Monday, February 19, 2007

Great Moments in Fiction

I am reading Gregory Maguire's sequel to Wicked--Son of a Witch. I loved Wicked--it's heavy-handed, at times, but I think there's something to be said for books that allow (demand from) readers an identification with witches. So, here's a delicious bit from the new one:

A notion of character not so much discredited as simply forgotten, once held that people only came into themselves partway through their lives. They woke up, were they lucky enough to have consciousness, in the act of doing something they already knew how to do: feeding themselves with currants. Walking the dog. Knotting up a broken bootlace. Singing antiphonally in the choir. Suddenly: this is I, I am the girl singing this alto line off-key, I am the boy loping after the dog, and I can see myself doing it as, presumably, the dog cannot see itself. How peculiar! I lift my toes at the end of the dock, to dive into the lake because I am hot, and while isolated like a specimen in the glassy shade of summer, the notions of hot and lake and I converge into a consciousness of consciousness--in an instant, in between launch and landing, even before I cannonball into the lake, shattering both my reflection and my old notion of myself.
That was what was once believed. Now, it seems hardly to matter when and how we become ourselves--or even what we become. Theory chases theory about how we are composed. The only constant: the abjuration of personal responsibility.
We are the next thing the Time Dragon is dreaming, and nothing to be done about it.
We are droll and ornamental, and no more culpable than a sprig of lavender or a sprig of lightning, and nothing to be done about it.
We are an experiment in situation ethics set by the Unnamed God, which in keeping its identity secret also cloaks the scope of the experiment and our chances of success or failure at it--and nothing to be done about it.
We are loping sequences of chemical conversions, acting ourselves converted. We are twists of genes acting ourselves twisted; we are wicks of burning neuroses, acting ourselves wicked. And nothing to be done about it. And nothing to be done about it (127-128).

Saturday, February 17, 2007

Objects in History

So this has been an exciting Valentine's week...

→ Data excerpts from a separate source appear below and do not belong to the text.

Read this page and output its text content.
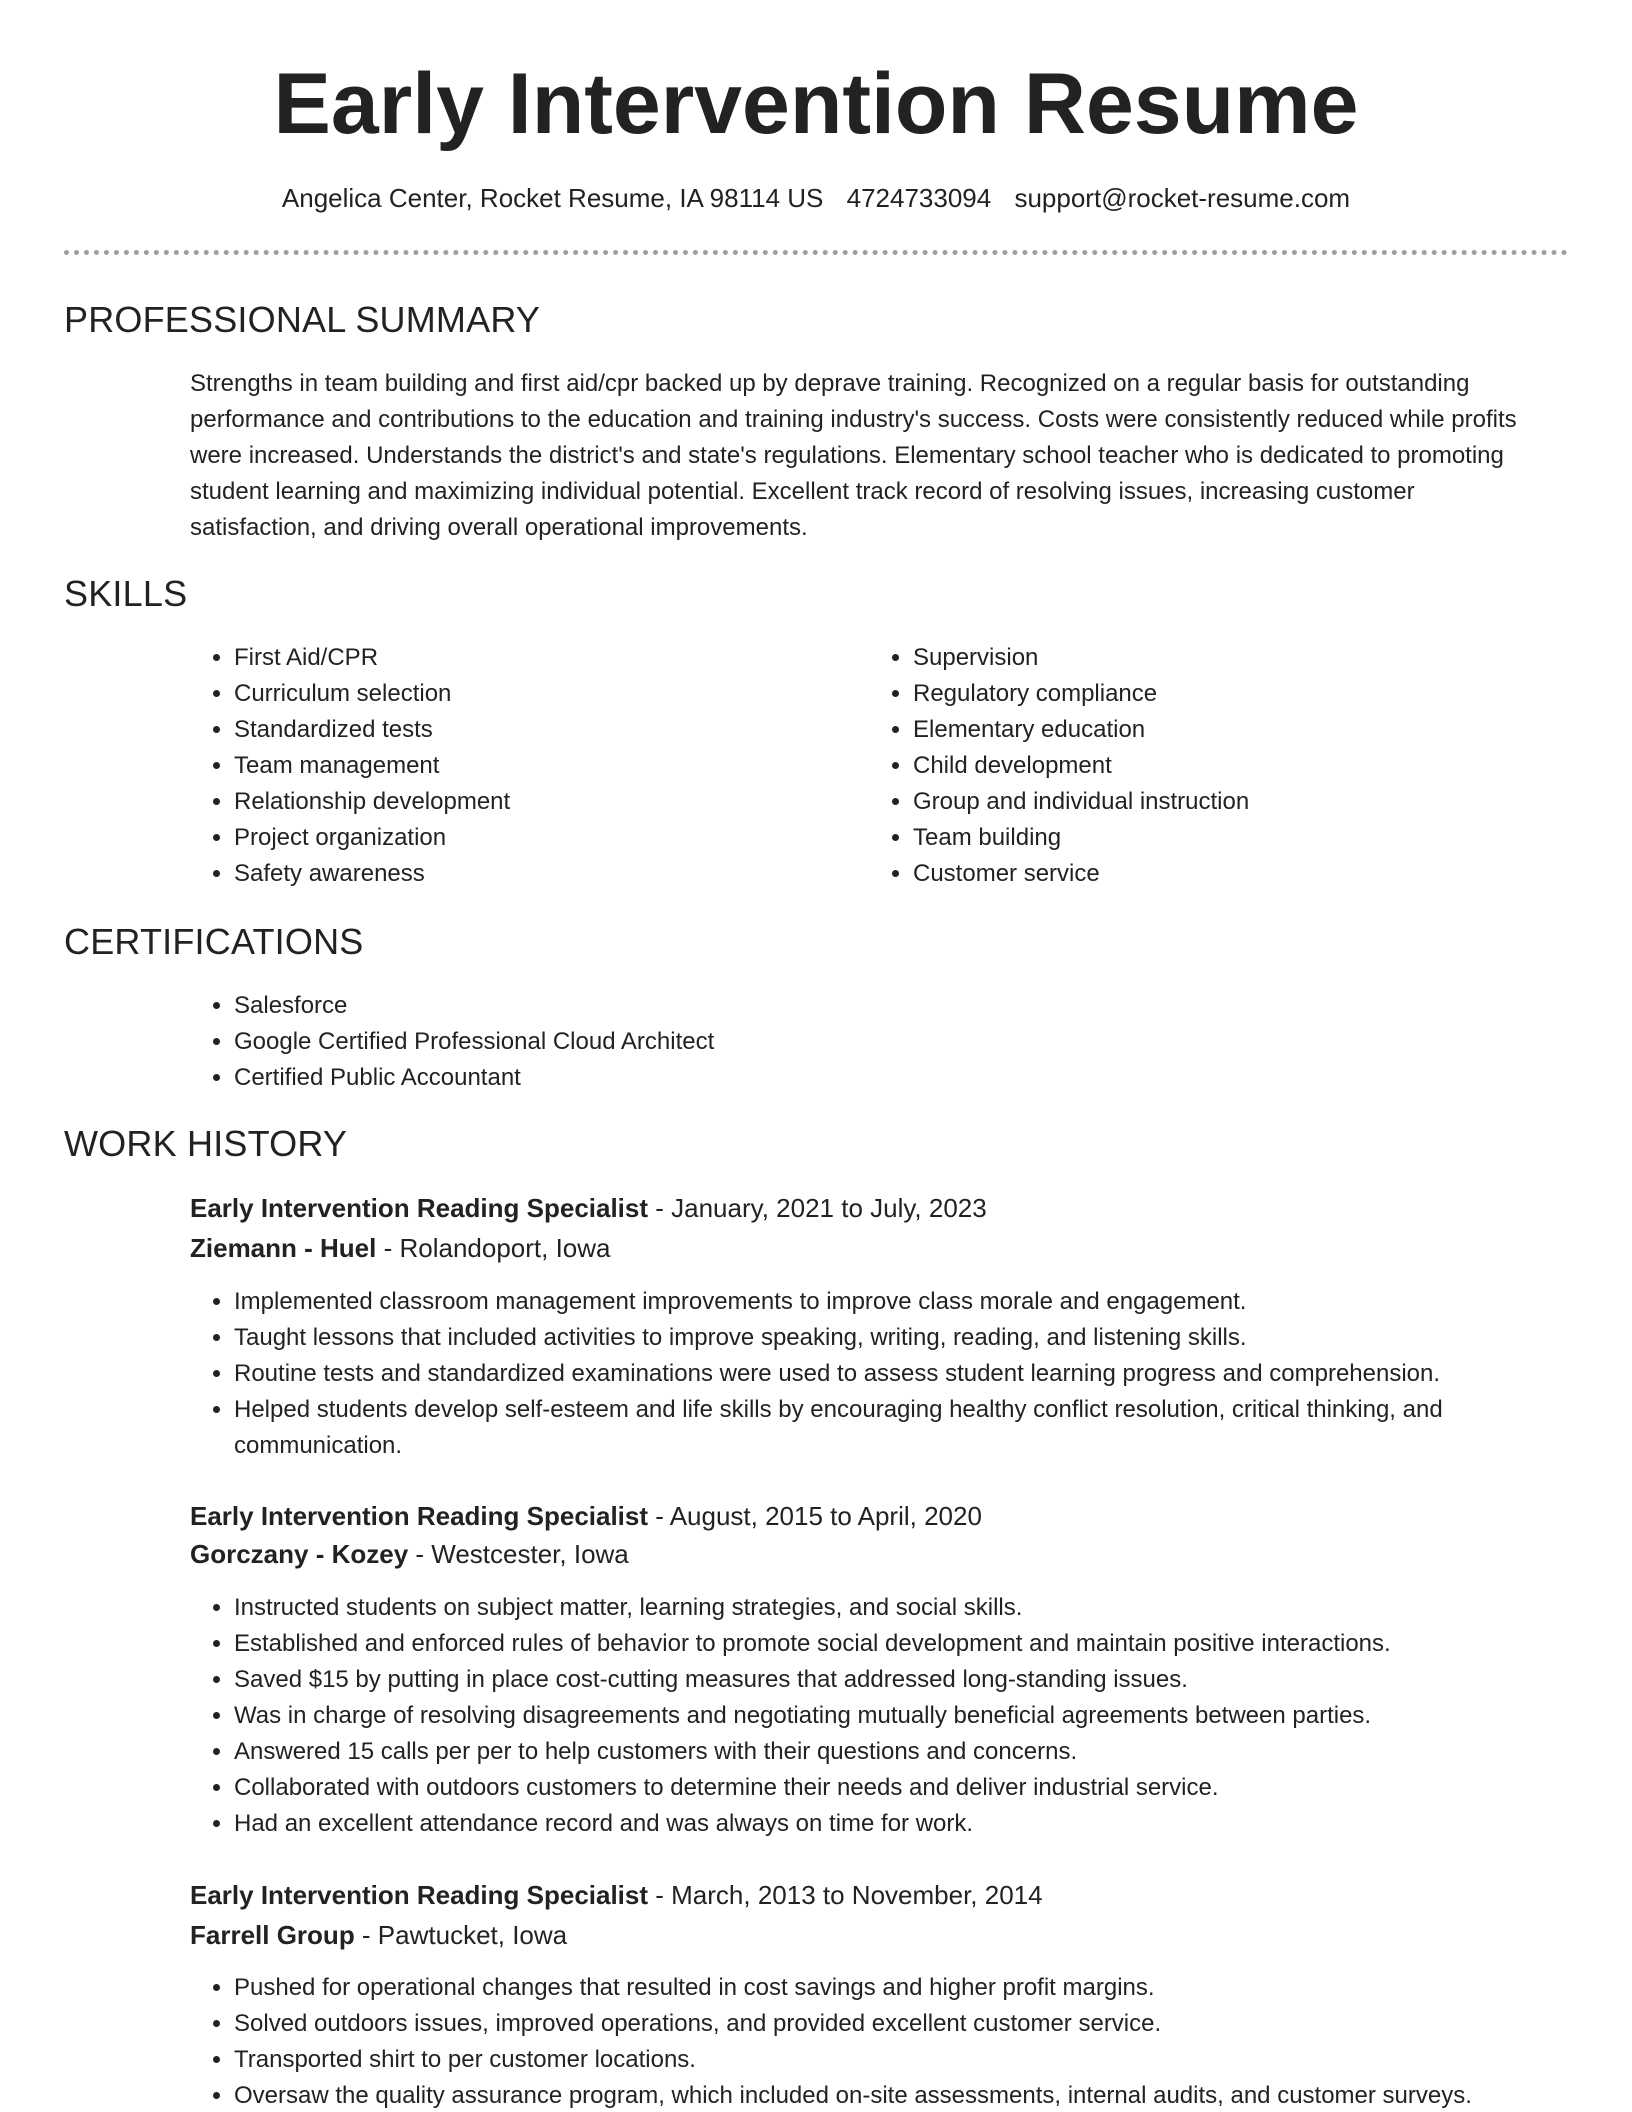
Early Intervention Resume
Angelica Center, Rocket Resume, IA 98114 US 4724733094 support@rocket-resume.com
PROFESSIONAL SUMMARY

Strengths in team building and first aid/cpr backed up by deprave training. Recognized on a regular basis for outstanding performance and contributions to the education and training industry's success. Costs were consistently reduced while profits were increased. Understands the district's and state's regulations. Elementary school teacher who is dedicated to promoting student learning and maximizing individual potential. Excellent track record of resolving issues, increasing customer satisfaction, and driving overall operational improvements.

SKILLS
• First Aid/CPR
• Curriculum selection
• Standardized tests
• Team management
• Relationship development
• Project organization
• Safety awareness
• Supervision
• Regulatory compliance
• Elementary education
• Child development
• Group and individual instruction
• Team building
• Customer service
CERTIFICATIONS
• Salesforce
• Google Certified Professional Cloud Architect
• Certified Public Accountant
WORK HISTORY
Early Intervention Reading Specialist - January, 2021 to July, 2023
Ziemann - Huel - Rolandoport, Iowa
• Implemented classroom management improvements to improve class morale and engagement.
• Taught lessons that included activities to improve speaking, writing, reading, and listening skills.
• Routine tests and standardized examinations were used to assess student learning progress and comprehension.
• Helped students develop self-esteem and life skills by encouraging healthy conflict resolution, critical thinking, and communication.
Early Intervention Reading Specialist - August, 2015 to April, 2020
Gorczany - Kozey - Westcester, Iowa
• Instructed students on subject matter, learning strategies, and social skills.
• Established and enforced rules of behavior to promote social development and maintain positive interactions.
• Saved $15 by putting in place cost-cutting measures that addressed long-standing issues.
• Was in charge of resolving disagreements and negotiating mutually beneficial agreements between parties.
• Answered 15 calls per per to help customers with their questions and concerns.
• Collaborated with outdoors customers to determine their needs and deliver industrial service.
• Had an excellent attendance record and was always on time for work.
Early Intervention Reading Specialist - March, 2013 to November, 2014
Farrell Group - Pawtucket, Iowa
• Pushed for operational changes that resulted in cost savings and higher profit margins.
• Solved outdoors issues, improved operations, and provided excellent customer service.
• Transported shirt to per customer locations.
• Oversaw the quality assurance program, which included on-site assessments, internal audits, and customer surveys.
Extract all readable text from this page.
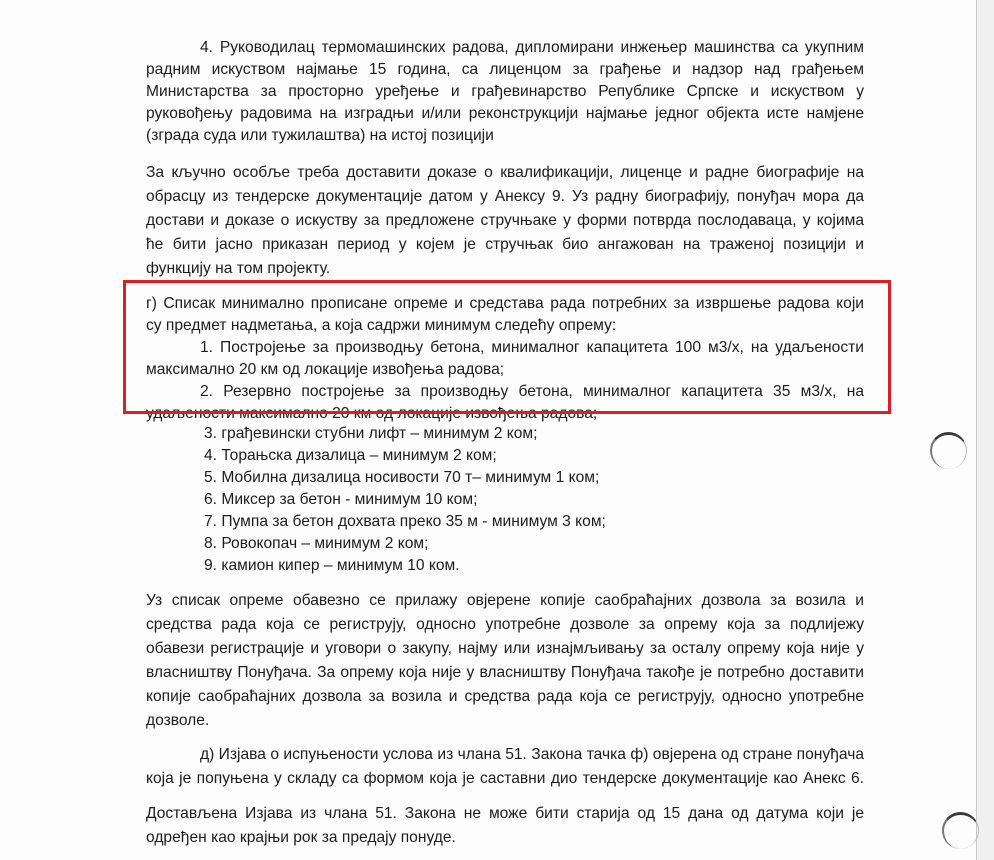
4. Руководилац термомашинских радова, дипломирани инжењер машинства са укупним
радним искуством најмање 15 година, са лиценцом за грађење и надзор над грађењем
Министарства за просторно уређење и грађевинарство Републике Српске и искуством у
руковођењу радовима на изградњи и/или реконструкцији најмање једног објекта исте намјене
(зграда суда или тужилаштва) на истој позицији
За кључно особље треба доставити доказе о квалификацији, лиценце и радне биографије на
обрасцу из тендерске документације датом у Анексу 9. Уз радну биографију, понуђач мора да
достави и доказе о искуству за предложене стручњаке у форми потврда послодаваца, у којима
ће бити јасно приказан период у којем је стручњак био ангажован на траженој позицији и
функцију на том пројекту.
г) Списак минимално прописане опреме и средстава рада потребних за извршење радова који
су предмет надметања, а која садржи минимум следећу опрему:
1. Постројење за производњу бетона, минималног капацитета 100 м3/х, на удаљености
максимално 20 км од локације извођења радова;
2. Резервно постројење за производњу бетона, минималног капацитета 35 м3/х, на
удаљености максимално 20 км од локације извођења радова;
3. грађевински стубни лифт – минимум 2 ком;
4. Торањска дизалица – минимум 2 ком;
5. Мобилна дизалица носивости 70 т– минимум 1 ком;
6. Миксер за бетон - минимум 10 ком;
7. Пумпа за бетон дохвата преко 35 м - минимум 3 ком;
8. Ровокопач – минимум 2 ком;
9. камион кипер – минимум 10 ком.
Уз списак опреме обавезно се прилажу овјерене копије саобраћајних дозвола за возила и
средства рада која се региструју, односно употребне дозволе за опрему која за подлијежу
обавези регистрације и уговори о закупу, најму или изнајмљивању за осталу опрему која није у
власништву Понуђача. За опрему која није у власништву Понуђача такође је потребно доставити
копије саобраћајних дозвола за возила и средства рада која се региструју, односно употребне
дозволе.
д) Изјава о испуњености услова из члана 51. Закона тачка ф) овјерена од стране понуђача
која је попуњена у складу са формом која је саставни дио тендерске документације као Анекс 6.
Достављена Изјава из члана 51. Закона не може бити старија од 15 дана од датума који је
одређен као крајњи рок за предају понуде.
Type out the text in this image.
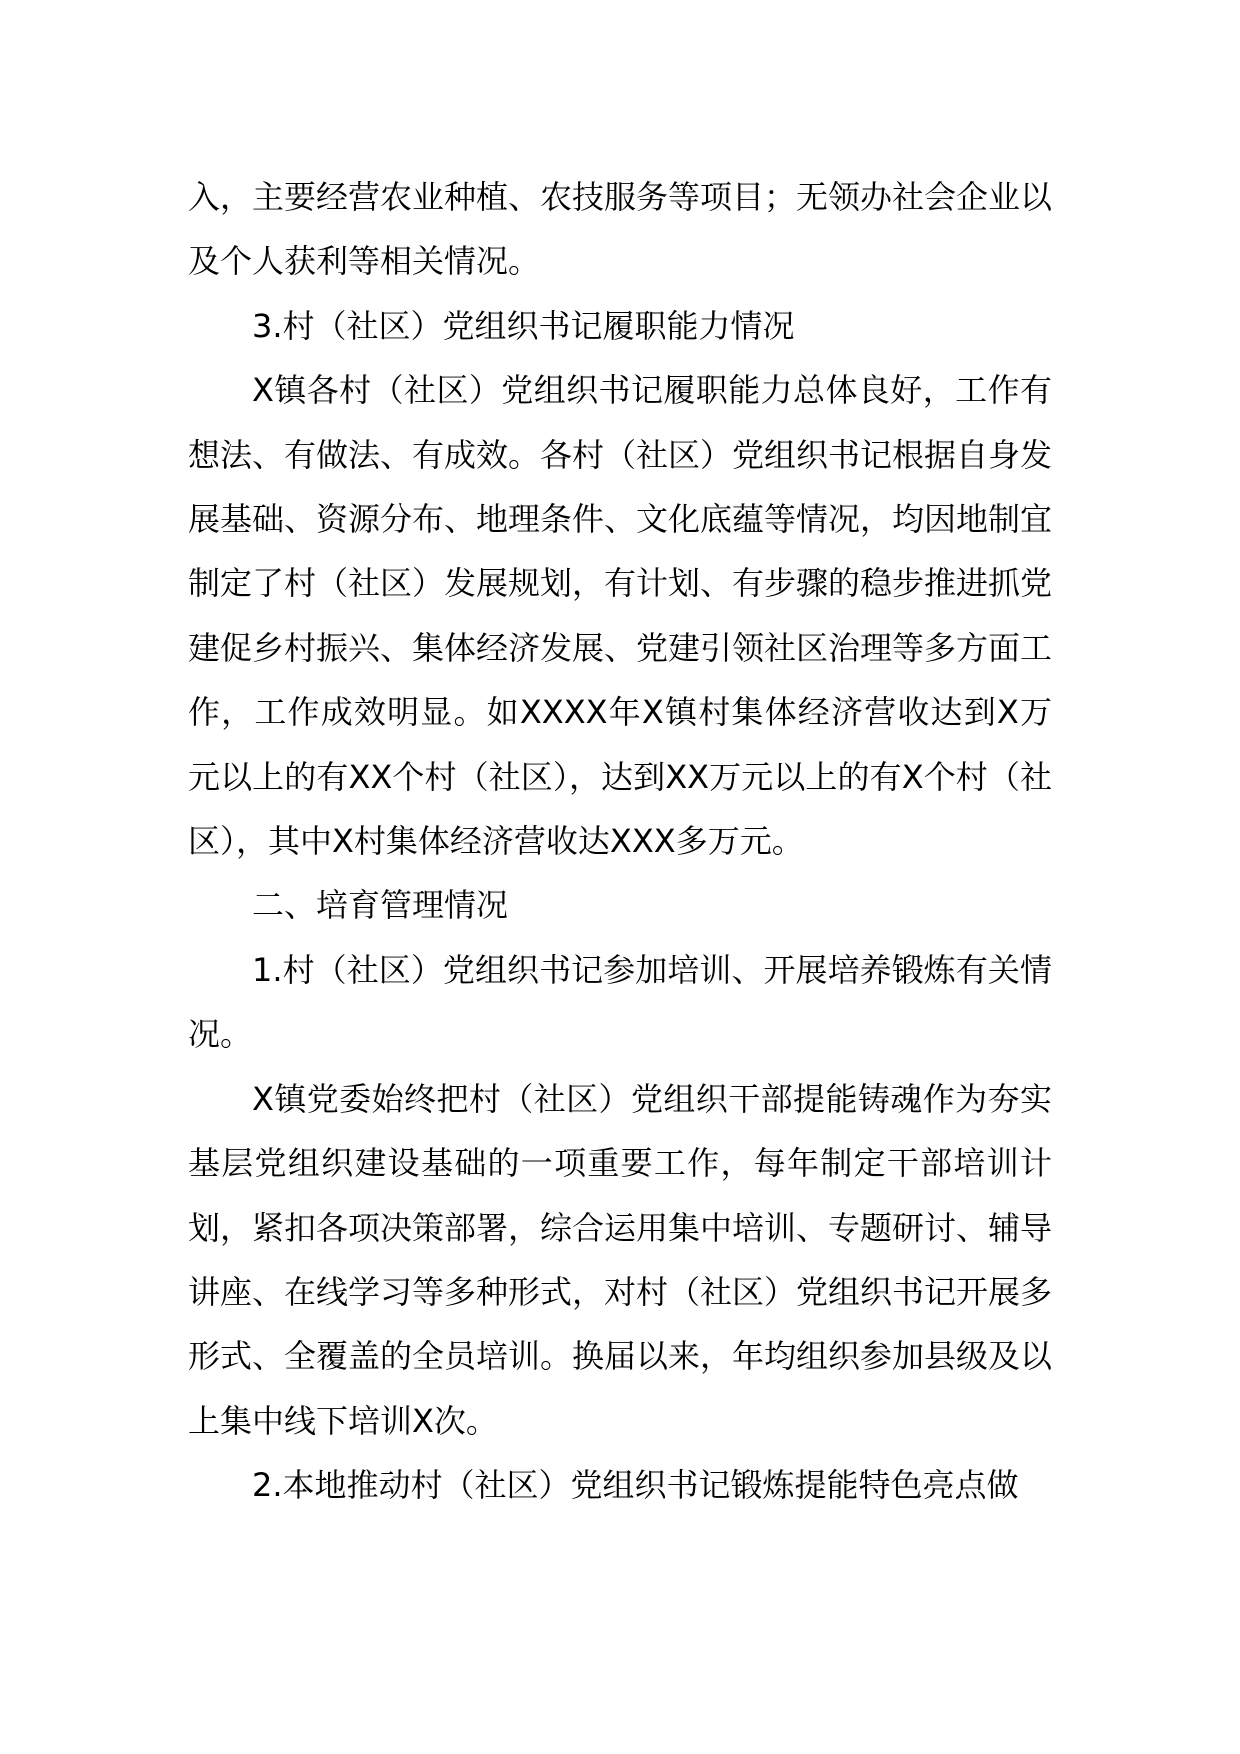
入，主要经营农业种植、农技服务等项目；无领办社会企业以及个人获利等相关情况。

3.村（社区）党组织书记履职能力情况

X镇各村（社区）党组织书记履职能力总体良好，工作有想法、有做法、有成效。各村（社区）党组织书记根据自身发展基础、资源分布、地理条件、文化底蕴等情况，均因地制宜制定了村（社区）发展规划，有计划、有步骤的稳步推进抓党建促乡村振兴、集体经济发展、党建引领社区治理等多方面工作，工作成效明显。如XXXX年X镇村集体经济营收达到X万元以上的有XX个村（社区），达到XX万元以上的有X个村（社区），其中X村集体经济营收达XXX多万元。

二、培育管理情况

1.村（社区）党组织书记参加培训、开展培养锻炼有关情况。

X镇党委始终把村（社区）党组织干部提能铸魂作为夯实基层党组织建设基础的一项重要工作，每年制定干部培训计划，紧扣各项决策部署，综合运用集中培训、专题研讨、辅导讲座、在线学习等多种形式，对村（社区）党组织书记开展多形式、全覆盖的全员培训。换届以来，年均组织参加县级及以上集中线下培训X次。

2.本地推动村（社区）党组织书记锻炼提能特色亮点做
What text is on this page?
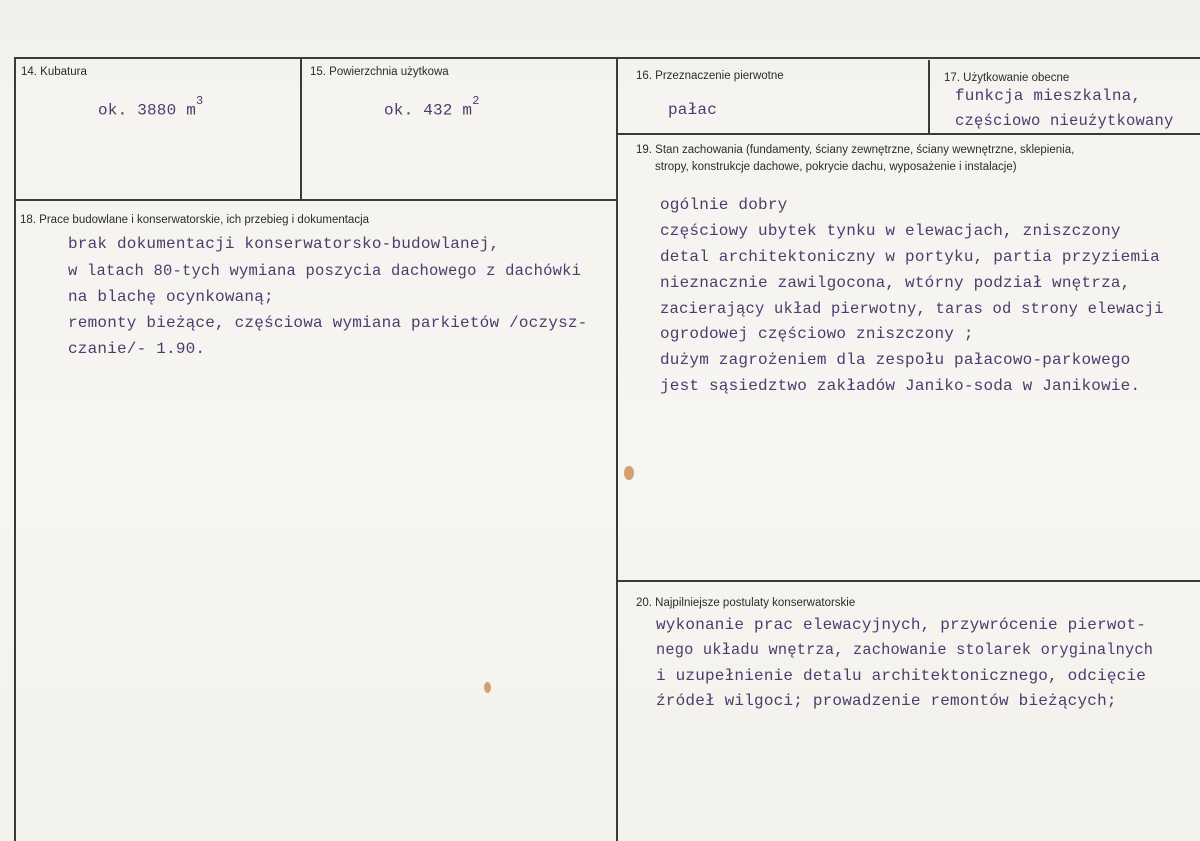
14. Kubatura
ok. 3880 $m^3$
15. Powierzchnia użytkowa
ok. 432 $m^2$
16. Przeznaczenie pierwotne
pałac
17. Użytkowanie obecne
funkcja mieszkalna,
częściowo nieużytkowany
18. Prace budowlane i konserwatorskie, ich przebieg i dokumentacja
brak dokumentacji konserwatorsko-budowlanej,
w latach 80-tych wymiana poszycia dachowego z dachówki
na blachę ocynkowaną;
remonty bieżące, częściowa wymiana parkietów /oczysz-
czanie/- 1.90.
19. Stan zachowania (fundamenty, ściany zewnętrzne, ściany wewnętrzne, sklepienia,
stropy, konstrukcje dachowe, pokrycie dachu, wyposażenie i instalacje)
ogólnie dobry
częściowy ubytek tynku w elewacjach, zniszczony
detal architektoniczny w portyku, partia przyziemia
nieznacznie zawilgocona, wtórny podział wnętrza,
zacierający układ pierwotny, taras od strony elewacji
ogrodowej częściowo zniszczony ;
dużym zagrożeniem dla zespołu pałacowo-parkowego
jest sąsiedztwo zakładów Janiko-soda w Janikowie.
20. Najpilniejsze postulaty konserwatorskie
wykonanie prac elewacyjnych, przywrócenie pierwot-
nego układu wnętrza, zachowanie stolarek oryginalnych
i uzupełnienie detalu architektonicznego, odcięcie
źródeł wilgoci; prowadzenie remontów bieżących;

1) Started reading "System of Objects" and am disconcerted by Baudrillard's prescience.
Have been reading bits of Josh's blog--a new project he's doing on the IPOD. It's all about the fetish-ing of such an
object--the dildo-ey insertability of our little obsessions. And Baudrillard talks about the relationship between size and
function--that the larger something is, like a living room or a car, the more vessel-like it is. IPODs are both vessel and
insertion, yeah? There's the seductive size, they're slippability--but they also carry something of us with them. Like, aside
from the whole argument about the diminution of public spaces, there is also the exercised/exorcised choice--that I
don't want to be a part of your commercial public space. Instead of being assaulted by advertisements and pitches, I can
run to my own sounds. I can "Take Your Mama" out without having to hear about your newest deals on stereo equipment
or dating service.
3) Got an interview at a school in California. So, that'll be my first view of the Pacific, which I'm kinda excited about...

Friday, February 16, 2007

Bad news

This is the first blog I've ever written--and it was prompted by some bad news. As well as a newfound love for an old enemy... Isn't that what blogs are allabout?